Обидно слушать Богусловскому напраслину. Не о том он говорил, не за драптактику ратовал; но и возразить хотелось, защищая пехотинцев: что они против танковых клиньев поделают с бутылками да ПТРами? Сам же Заваров видел, что всего-навсего одна батарея, к тому же зенитная, придержала врага. Танки остановились, а с пехотой легче управляться. А ну если фронт ощетинится орудиями, если воздух заполнят наши ястребки да бомбовозы, если танки силушкой своей навалятся? У самого робкого поприбавится смелости.

Только не стал он ничего этого говорить, — похоже, и так лишнее сказано. Вроде бы человек хороший, этот навязывающийся в духовные отцы майор, но все же — энкаведешник. Одно его слово — и прослывешь паникером. Еще и поклонником старорежимья. Куда как привлекательно! А какой разговор семейный без откровенности? Запаха тогда семейности даже не станет.

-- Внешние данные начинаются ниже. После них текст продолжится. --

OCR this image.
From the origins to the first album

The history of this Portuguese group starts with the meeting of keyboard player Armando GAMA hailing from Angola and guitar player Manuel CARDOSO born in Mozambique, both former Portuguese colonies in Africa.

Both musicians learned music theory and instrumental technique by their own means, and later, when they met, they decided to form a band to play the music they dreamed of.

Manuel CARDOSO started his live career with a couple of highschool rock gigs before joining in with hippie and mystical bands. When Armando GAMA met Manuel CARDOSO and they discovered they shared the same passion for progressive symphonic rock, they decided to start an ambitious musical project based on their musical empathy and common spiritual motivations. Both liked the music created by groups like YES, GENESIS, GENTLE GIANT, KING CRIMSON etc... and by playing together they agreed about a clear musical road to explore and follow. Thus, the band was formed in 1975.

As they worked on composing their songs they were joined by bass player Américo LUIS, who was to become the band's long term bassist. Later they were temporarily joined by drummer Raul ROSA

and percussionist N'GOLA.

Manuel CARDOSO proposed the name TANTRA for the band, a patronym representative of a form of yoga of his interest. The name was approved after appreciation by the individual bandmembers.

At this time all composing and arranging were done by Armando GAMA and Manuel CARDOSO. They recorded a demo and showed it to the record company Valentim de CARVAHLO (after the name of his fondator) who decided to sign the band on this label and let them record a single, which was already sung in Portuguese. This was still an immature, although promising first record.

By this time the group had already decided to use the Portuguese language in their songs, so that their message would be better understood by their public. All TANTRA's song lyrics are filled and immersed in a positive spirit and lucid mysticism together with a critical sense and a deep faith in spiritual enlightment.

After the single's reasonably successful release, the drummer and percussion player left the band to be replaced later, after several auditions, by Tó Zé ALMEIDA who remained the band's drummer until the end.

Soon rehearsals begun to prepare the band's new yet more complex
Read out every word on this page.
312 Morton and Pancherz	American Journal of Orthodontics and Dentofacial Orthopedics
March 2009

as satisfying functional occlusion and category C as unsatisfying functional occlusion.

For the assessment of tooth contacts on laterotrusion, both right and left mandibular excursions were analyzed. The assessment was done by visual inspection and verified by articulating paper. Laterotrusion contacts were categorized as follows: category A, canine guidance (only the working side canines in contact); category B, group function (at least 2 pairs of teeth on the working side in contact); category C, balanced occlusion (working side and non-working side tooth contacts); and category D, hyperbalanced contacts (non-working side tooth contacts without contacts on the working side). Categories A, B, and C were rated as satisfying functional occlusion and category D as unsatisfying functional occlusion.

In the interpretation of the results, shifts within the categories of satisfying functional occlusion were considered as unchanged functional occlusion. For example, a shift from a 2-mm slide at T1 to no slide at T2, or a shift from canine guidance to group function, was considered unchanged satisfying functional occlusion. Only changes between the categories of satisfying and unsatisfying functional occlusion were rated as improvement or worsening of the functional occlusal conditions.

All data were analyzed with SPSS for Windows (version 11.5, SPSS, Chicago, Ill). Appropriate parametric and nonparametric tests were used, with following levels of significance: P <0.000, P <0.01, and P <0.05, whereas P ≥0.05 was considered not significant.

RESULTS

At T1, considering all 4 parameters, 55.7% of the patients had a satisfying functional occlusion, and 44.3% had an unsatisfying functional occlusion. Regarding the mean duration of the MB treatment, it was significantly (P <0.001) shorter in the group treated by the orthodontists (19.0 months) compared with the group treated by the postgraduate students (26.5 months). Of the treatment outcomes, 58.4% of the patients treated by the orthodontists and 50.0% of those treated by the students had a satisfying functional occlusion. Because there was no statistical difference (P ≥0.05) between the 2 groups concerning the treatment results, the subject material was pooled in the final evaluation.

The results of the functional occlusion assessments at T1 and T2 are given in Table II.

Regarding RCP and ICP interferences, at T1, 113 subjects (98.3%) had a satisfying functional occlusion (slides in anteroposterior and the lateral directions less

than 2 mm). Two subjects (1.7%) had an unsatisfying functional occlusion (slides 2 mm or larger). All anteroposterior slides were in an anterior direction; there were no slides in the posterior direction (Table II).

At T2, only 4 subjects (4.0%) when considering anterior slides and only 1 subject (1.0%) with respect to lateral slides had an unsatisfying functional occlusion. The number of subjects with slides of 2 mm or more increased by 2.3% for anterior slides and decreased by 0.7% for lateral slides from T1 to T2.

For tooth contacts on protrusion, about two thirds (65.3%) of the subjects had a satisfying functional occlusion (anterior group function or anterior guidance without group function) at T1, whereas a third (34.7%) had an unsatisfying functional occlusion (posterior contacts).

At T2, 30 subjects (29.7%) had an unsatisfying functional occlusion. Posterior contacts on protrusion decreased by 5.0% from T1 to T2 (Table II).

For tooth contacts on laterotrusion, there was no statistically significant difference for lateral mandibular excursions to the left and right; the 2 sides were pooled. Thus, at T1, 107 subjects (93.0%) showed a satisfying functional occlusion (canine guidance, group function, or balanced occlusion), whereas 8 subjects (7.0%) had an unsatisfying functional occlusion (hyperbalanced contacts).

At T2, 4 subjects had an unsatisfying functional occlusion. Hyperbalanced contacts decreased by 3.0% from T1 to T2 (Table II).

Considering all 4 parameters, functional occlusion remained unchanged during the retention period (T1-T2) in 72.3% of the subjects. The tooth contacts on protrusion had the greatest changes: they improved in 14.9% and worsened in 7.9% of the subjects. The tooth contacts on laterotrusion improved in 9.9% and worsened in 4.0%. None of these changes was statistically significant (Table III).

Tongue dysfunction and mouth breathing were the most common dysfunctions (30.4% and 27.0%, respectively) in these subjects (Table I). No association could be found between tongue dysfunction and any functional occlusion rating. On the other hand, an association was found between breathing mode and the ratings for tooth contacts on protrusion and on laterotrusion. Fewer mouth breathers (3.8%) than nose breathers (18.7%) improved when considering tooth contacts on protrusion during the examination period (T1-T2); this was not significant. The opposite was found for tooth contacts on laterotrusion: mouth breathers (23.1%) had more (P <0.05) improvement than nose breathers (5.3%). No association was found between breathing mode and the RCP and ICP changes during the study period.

Лида еще пыталась хоть как-то степлить холодок, возникший, как ей понималось, вот так вдруг, беспричинно, но не артистка она и не дано ей, значит, упрятать за наигранным радушием свою огорченность искреннюю, без осуждения одного и другого, ибо не понимала она глубинной сути различия в оценке происходящего. Ей представлялись все противоречия пустячными, вовсе не важными, чтобы вдруг насторожиться в отношениях друг к другу. Нет, не под силу было ее молодому женскому уму распознать в словах командира полка трагическую ортодоксальность, которой уготована еще долгая роль топтальщика всего, что связано с доброй российской ратной, да и не только ратной, традицией, пусть даже разумной и очень полезной — ей виделась всего-навсего частность — так или не так использовала Россия пограничную охрану, а не тенденция — все, что за чертой прошлого, все антинародно. Ничего не было и не могло быть в отсталой царско-самодержавной стране, а русские люди — лентяи и недоумки, от коих и ждать-то ничего нельзя было. Что подал Запад — тем и жили. И будто шоры у ортодоксов на глазах — не хотят замечать, что на дореволюционном в основном оборудовании работают заводы и фабрики страны и долго еще будут работать. Очень долго.